Mit der Unterstützung des Schweizerischen Nationalfonds (SNF) und gemeinsam mit den klinischen Partnern des „Istituto Ortopedico Rizzoli” in Bologna, des Kantonsspitals Winterthur und der Universität Zürich arbeiten die Forschenden derzeit mit einer Vielzahl von Laborproben, um eine möglichst aussagekräftige Datengrundlage aufzubauen, so die Empa. Erste Computersimulationen zeigten die verästelten Äderchen im Meniskus bereits in vielversprechender Präzision. Die Mikro-CT-Bilder übermittelten die strukturelle Komplexität des Gewebes und erlaubten in den mathematischen Modellierungen auch weitere Informationen wie die Porosität oder wie stark die Blutgefäße gewunden sind.

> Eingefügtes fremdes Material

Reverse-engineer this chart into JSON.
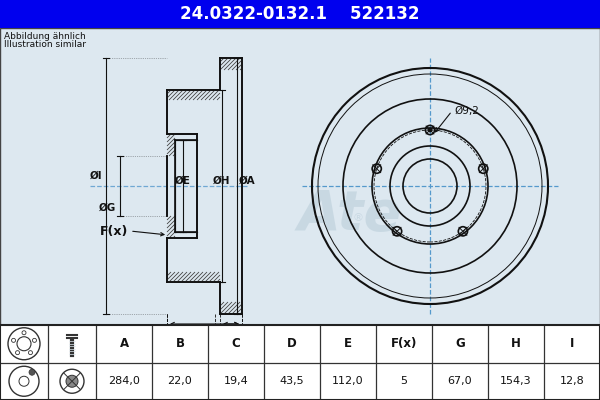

Derzeit arbeitetet Orellana an einem 3-D-Atlas mit gesunden Meniskus-Gewebeproben. In einem nächsten Schritt werden CT-Aufnahmen von Verletzungen und Abnutzungen aller Art in die Modelle integriert. So könnten Betroffene direkt während einer Untersuchung essenzielle Informationen zum Selbstheilungspotenzial des Gewebes erhalten und die Strategien für eine individuelle Behandlung könnte optimiert werden, berichtet die Empa weiter. Dabei, so betont die Biophysikerin, solle die 3-D-Landkarte sowohl für Unfallpatientinnen und -patienten als auch bei Abnutzungsprozessen im Alter eingesetzt werden können.